With this award, Reporters Without Borders hopes to draw attention to his plight. Since 1992, the prize has recognized the work of journalists and the media who have made outstanding contributions to the defense and promotion of press freedom.
Who monitors the monitors?
The “Pegasus Project” is an international consortium of more than 80 journalists from 11 countries that effectively monitors monitors. They take their name from “Pegasus” surveillance software, which is owned by Israeli technology company NSO Group, and aims to aid states and their security agencies in the fight against terrorism.
Its software has been sold to numerous governments since 2011 and, according to the Pegasus Project, is also used by at least 11 governments – both autocratic and democratic – to spy on journalists, human rights activists and public figures. opposition. These countries include Mexico, Saudi Arabia, Azerbaijan, and Hungary.
DW reported in 2017 that the then Mexican government was using this software to monitor journalists.
Pegasus Project Reveals Journalists Targeted With Spyware
For uncovering the full extent of the scandal, Project Pegasus is this year’s award recipient in the “Impact” category.
Based on a leak of more than 50,000 phone numbers targeted by the spy software, journalists revealed that around 200 media professionals were being spied on around the world. The mobile numbers of French President Emmanuel Macron, European Council President Charles Michel and Mexican President Andrés Manuel López Obrador may also have been spied on.
Project research has shed light on the extent to which media professionals, opposition figures and government critics are under scrutiny in many countries. Reporters Without Borders and numerous media outlets around the world have since filed a complaint against these practices.
“We need a global sanctions regime that basically prohibits and sanctions the export of such technologies to authoritarian countries,” said Reporters Without Borders Germany director general Christian Mihr. “Because such surveillance technology is hostile to press freedom and, in the worst case, endangers human lives.”

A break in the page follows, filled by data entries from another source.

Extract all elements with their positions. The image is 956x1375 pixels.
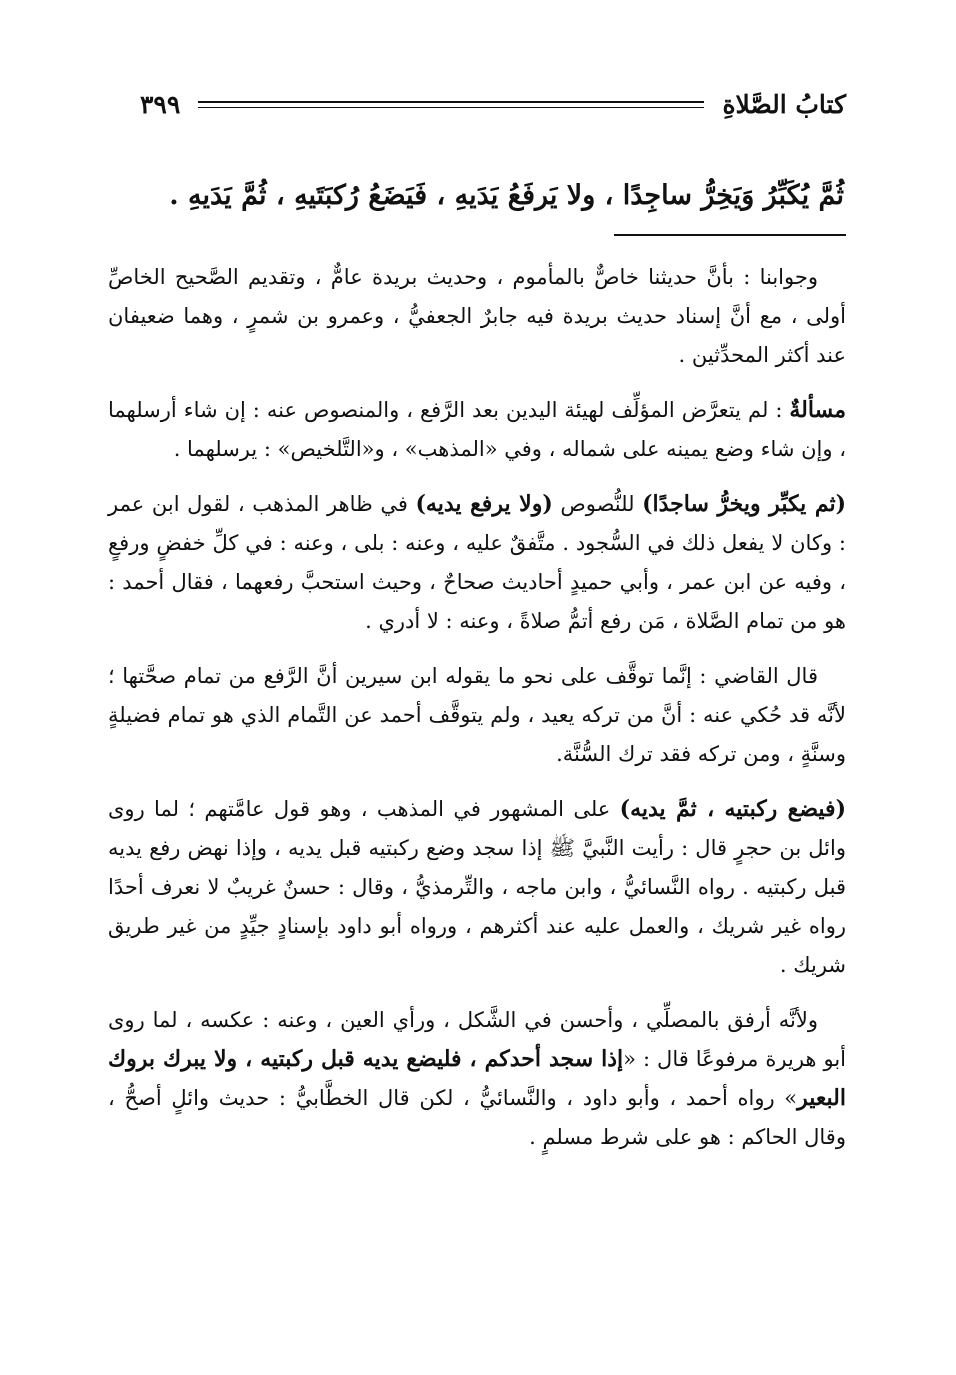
commentary-body xyxy=(108,258,846,1173)
matn-text: ثُمَّ يُكَبِّرُ وَيَخِرُّ ساجِدًا ، ولا يَرفَعُ يَدَيهِ ، فَيَضَعُ رُكبَتَيهِ ، ثُمَّ يَدَيهِ . xyxy=(169,180,844,211)
paragraph-text: للنُّصوص xyxy=(552,492,643,516)
paragraph-text: على المشهور في المذهب ، وهو قول عامَّتهم ؛ لما روى وائل بن حجرٍ قال : رأيت النَّبيَّ ﷺ إذا سجد وضع ركبتيه قبل يديه ، وإذا نهض رفع يديه قبل ركبتيه . رواه النَّسائيُّ ، وابن ماجه ، والتِّرمذيُّ ، وقال : حسنٌ غريبٌ لا نعرف أحدًا رواه غير شريك ، والعمل عليه عند أكثرهم ، ورواه أبو داود بإسنادٍ جيِّدٍ من غير طريق شريك . xyxy=(108,797,846,977)
header-rule xyxy=(198,101,704,108)
quoted-matn: (ولا يرفع يديه) xyxy=(415,491,553,517)
quoted-hadith: إذا سجد أحدكم ، فليضع يديه قبل ركبتيه ، ولا يبرك بروك البعير xyxy=(108,1046,846,1111)
commentary-paragraph-4 xyxy=(108,657,846,774)
paragraph-text: قال القاضي : إنَّما توقَّف على نحو ما يقوله ابن سيرين أنَّ الرَّفع من تمام صحَّتها ؛ لأنَّه قد حُكي عنه : أنَّ من تركه يعيد ، ولم يتوقَّف أحمد عن التَّمام الذي هو تمام فضيلةٍ وسنَّةٍ ، ومن تركه فقد ترك السُّنَّة. xyxy=(108,664,846,766)
commentary-paragraph-5 xyxy=(108,790,846,985)
quoted-matn: (ثم يكبِّر ويخرُّ ساجدًا) xyxy=(642,491,846,517)
book-title: كتابُ الصَّلاةِ xyxy=(722,89,846,119)
commentary-paragraph-2 xyxy=(108,391,846,469)
matn-separator-rule xyxy=(614,234,846,236)
commentary-paragraph-3 xyxy=(108,485,846,641)
issue-heading: مسألةٌ xyxy=(789,397,846,423)
paragraph-text: ولأنَّه أرفق بالمصلِّي ، وأحسن في الشَّكل ، ورأي العين ، وعنه : عكسه ، لما روى أبو هريرة مرفوعًا قال : « xyxy=(108,1008,846,1071)
paragraph-text: في ظاهر المذهب ، لقول ابن عمر : وكان لا يفعل ذلك في السُّجود . متَّفقٌ عليه ، وعنه : بلى ، وعنه : في كلِّ خفضٍ ورفعٍ ، وفيه عن ابن عمر ، وأبي حميدٍ أحاديث صحاحٌ ، وحيث استحبَّ رفعهما ، فقال أحمد : هو من تمام الصَّلاة ، مَن رفع أتمُّ صلاةً ، وعنه : لا أدري . xyxy=(108,492,846,633)
commentary-paragraph-6 xyxy=(108,1001,846,1157)
page-number: ٣٩٩ xyxy=(140,89,181,119)
quoted-matn: (فيضع ركبتيه ، ثمَّ يديه) xyxy=(619,796,846,822)
paragraph-text: وجوابنا : بأنَّ حديثنا خاصٌّ بالمأموم ، وحديث بريدة عامٌّ ، وتقديم الصَّحيح الخاصِّ أولى ، مع أنَّ إسناد حديث بريدة فيه جابرٌ الجعفيُّ ، وعمرو بن شمرٍ ، وهما ضعيفان عند أكثر المحدِّثين . xyxy=(108,265,846,367)
commentary-paragraph-1 xyxy=(108,258,846,375)
paragraph-text: » رواه أحمد ، وأبو داود ، والنَّسائيُّ ، لكن قال الخطَّابيُّ : حديث وائلٍ أصحُّ ، وقال الحاكم : هو على شرط مسلمٍ . xyxy=(108,1086,846,1149)
paragraph-text: : لم يتعرَّض المؤلِّف لهيئة اليدين بعد الرَّفع ، والمنصوص عنه : إن شاء أرسلهما ، وإن شاء وضع يمينه على شماله ، وفي «المذهب» ، و«التَّلخيص» : يرسلهما . xyxy=(108,398,846,461)
running-header xyxy=(140,84,846,124)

A journalist caught in the middle
Critical Palestinian journalist Majdoleen Hassona is no stranger to public scrutiny and has seen her work hampered and accusations leveled against her by the Israeli and Palestinian authorities.
“I criticize Israel’s human rights violations and the crimes that the IDF is committing against journalists,” she told DW, “and I criticize the Palestinian Authority for corruption and restriction of liberty. opinion and expression – and this has hurt me on both sides. . “
Palestinian journalist Majdoleen Hassona wins Freedom Prize
At the end of 2015, she took a job with Turkish TV channel TRT and moved to Istanbul. Previously, she worked for various Palestinian news outlets, including 11 months as the senior editor of Dooz News, a news portal run by the DW Academy, the German Society for International Cooperation (GIZ) and the University. of Nablus.

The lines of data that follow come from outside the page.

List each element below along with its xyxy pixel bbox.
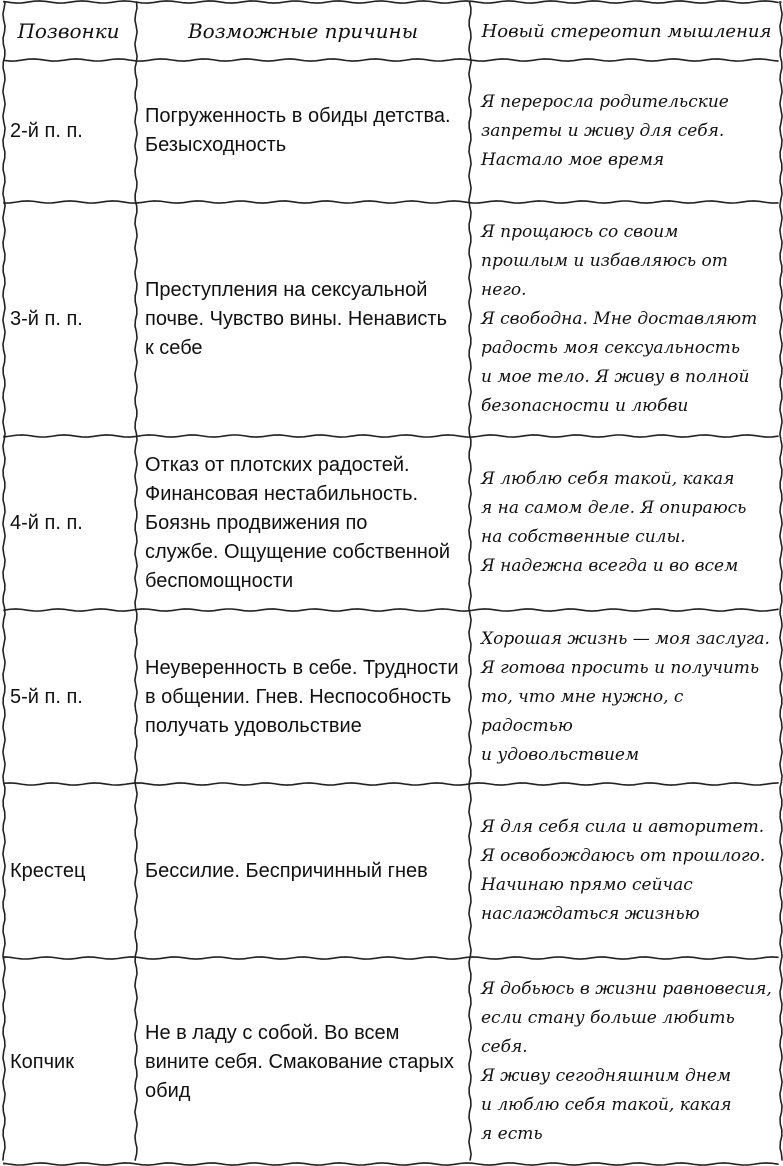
row-3-causes: Отказ от плотских радостей. Финансовая нестабильность. Боязнь продвижения по службе. Ощущение собственной беспомощности (145, 453, 451, 592)
grid-column-line (135, 2, 137, 1160)
row-1-affirmation: Я переросла родительские запреты и живу для себя. Настало мое время (481, 91, 729, 170)
row-4-causes: Неуверенность в себе. Трудности в общении. Гнев. Неспособность получать удовольствие (145, 656, 459, 737)
row-3-vertebra: 4-й п. п. (10, 511, 83, 534)
row-2-affirmation: Я прощаюсь со своим прошлым и избавляюсь от него. Я свободна. Мне доставляют радость моя сексуальность и мое тело. Я живу в полной безопасности и любви (481, 221, 758, 416)
row-6-causes: Не в ладу с собой. Во всем вините себя. Смакование старых обид (145, 1021, 454, 1102)
row-2-vertebra: 3-й п. п. (10, 307, 83, 330)
grid-row-line (4, 201, 778, 203)
row-4-affirmation: Хорошая жизнь — моя заслуга. Я готова просить и получить то, что мне нужно, с радостью и удовольствием (481, 628, 770, 765)
grid-column-line (469, 2, 471, 1160)
grid-row-line (4, 957, 778, 959)
header-affirmation: Новый стереотип мышления (481, 20, 772, 42)
header-vertebrae: Позвонки (17, 19, 120, 43)
row-6-affirmation: Я добьюсь в жизни равновесия, если стану больше любить себя. Я живу сегодняшним днем и люблю себя такой, какая я есть (481, 979, 772, 1144)
header-causes: Возможные причины (187, 19, 418, 43)
row-5-affirmation: Я для себя сила и авторитет. Я освобождаюсь от прошлого. Начинаю прямо сейчас наслаждаться жизнью (481, 817, 766, 924)
row-5-vertebra: Крестец (10, 859, 86, 882)
grid-row-line (4, 783, 778, 785)
row-3-affirmation: Я люблю себя такой, какая я на самом деле. Я опираюсь на собственные силы. Я надежна всегда и во всем (481, 469, 747, 576)
row-2-causes: Преступления на сексуальной почве. Чувство вины. Ненависть к себе (145, 278, 447, 359)
row-6-vertebra: Копчик (10, 1050, 74, 1073)
row-1-vertebra: 2-й п. п. (10, 119, 83, 142)
row-1-causes: Погруженность в обиды детства. Безысходность (145, 105, 451, 156)
grid-row-line (4, 609, 778, 611)
grid-row-line (4, 435, 778, 437)
row-5-causes: Бессилие. Беспричинный гнев (145, 859, 428, 882)
row-4-vertebra: 5-й п. п. (10, 685, 83, 708)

She visited her homeland in August 2019, but was prevented from leaving the territory at an Israeli checkpoint “for security reasons”. The Israeli intelligence service imposed the ban. Since then she has been stuck in the West Bank – but she continued to do what she always did, work as a journalist.

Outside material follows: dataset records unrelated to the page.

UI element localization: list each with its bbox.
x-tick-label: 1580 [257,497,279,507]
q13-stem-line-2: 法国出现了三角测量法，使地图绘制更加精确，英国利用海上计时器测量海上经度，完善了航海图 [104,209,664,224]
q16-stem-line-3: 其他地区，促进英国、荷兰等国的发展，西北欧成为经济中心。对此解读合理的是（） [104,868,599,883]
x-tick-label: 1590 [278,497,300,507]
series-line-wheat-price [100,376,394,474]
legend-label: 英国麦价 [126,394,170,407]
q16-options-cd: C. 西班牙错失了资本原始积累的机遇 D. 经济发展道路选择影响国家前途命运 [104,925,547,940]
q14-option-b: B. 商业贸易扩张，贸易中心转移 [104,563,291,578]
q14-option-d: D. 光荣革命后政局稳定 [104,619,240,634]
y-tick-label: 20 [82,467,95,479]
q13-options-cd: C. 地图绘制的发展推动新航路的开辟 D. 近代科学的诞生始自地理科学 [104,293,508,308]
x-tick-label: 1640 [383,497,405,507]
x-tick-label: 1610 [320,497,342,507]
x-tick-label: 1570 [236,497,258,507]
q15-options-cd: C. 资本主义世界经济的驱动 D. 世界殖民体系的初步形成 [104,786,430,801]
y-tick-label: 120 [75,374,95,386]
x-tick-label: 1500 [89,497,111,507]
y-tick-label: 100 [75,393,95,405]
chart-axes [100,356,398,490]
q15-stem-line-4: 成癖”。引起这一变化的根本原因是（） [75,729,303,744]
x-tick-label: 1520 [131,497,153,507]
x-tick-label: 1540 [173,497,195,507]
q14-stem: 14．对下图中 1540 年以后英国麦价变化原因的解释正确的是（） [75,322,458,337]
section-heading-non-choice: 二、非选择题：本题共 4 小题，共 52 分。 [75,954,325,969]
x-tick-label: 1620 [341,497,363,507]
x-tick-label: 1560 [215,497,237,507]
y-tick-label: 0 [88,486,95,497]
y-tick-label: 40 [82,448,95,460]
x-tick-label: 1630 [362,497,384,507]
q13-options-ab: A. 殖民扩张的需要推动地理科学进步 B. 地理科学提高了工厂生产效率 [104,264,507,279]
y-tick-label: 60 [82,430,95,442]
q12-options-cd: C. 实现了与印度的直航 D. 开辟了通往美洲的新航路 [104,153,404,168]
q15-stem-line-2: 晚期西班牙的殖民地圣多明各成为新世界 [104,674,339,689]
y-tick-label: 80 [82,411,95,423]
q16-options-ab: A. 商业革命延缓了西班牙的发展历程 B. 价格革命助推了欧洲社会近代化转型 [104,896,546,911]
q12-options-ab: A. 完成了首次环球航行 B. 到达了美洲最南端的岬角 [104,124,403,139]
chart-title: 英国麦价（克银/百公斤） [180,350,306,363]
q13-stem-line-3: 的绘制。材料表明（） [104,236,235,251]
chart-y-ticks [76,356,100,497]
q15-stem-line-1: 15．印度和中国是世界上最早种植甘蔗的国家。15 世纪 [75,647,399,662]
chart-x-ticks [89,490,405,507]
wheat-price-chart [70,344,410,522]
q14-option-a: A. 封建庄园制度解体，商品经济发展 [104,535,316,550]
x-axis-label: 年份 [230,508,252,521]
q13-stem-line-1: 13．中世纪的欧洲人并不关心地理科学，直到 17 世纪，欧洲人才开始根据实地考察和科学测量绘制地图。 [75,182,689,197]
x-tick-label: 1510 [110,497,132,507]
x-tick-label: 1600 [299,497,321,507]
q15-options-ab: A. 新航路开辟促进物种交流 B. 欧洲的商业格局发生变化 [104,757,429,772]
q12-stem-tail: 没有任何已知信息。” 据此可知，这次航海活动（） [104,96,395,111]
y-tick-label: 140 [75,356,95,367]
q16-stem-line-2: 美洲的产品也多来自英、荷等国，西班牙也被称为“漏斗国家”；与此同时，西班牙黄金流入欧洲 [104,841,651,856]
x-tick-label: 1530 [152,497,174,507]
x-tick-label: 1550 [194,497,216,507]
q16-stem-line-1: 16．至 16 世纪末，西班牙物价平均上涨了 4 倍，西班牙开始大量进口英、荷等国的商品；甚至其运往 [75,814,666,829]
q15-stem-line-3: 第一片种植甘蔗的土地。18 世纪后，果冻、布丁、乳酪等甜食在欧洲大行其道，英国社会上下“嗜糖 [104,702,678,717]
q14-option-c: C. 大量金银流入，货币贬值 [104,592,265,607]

In June 2021, well-known Palestinian critic Nizar Banat died while in Palestinian custody. His relatives say he was beaten to death by Palestinian security forces.
Mass protests followed death of Nizar Banat, a vocal critic of Palestinian President Mahmoud Abbas
When Majdoleen Hassona covered the story and reported on the protests that followed her death, Palestinian forces also beat her.
This year, she received the Freedom of the Press Prize in the “Independence” category. In an opening statement, she said she was thrilled to receive the award.
“The Freedom Award means a lot to me,” she told DW, “because this award is not given to any journalist, but to every journalist who has been subject to restrictions on press freedom, and they deserve to exercise their work and their life freely. “
This article was originally written in German.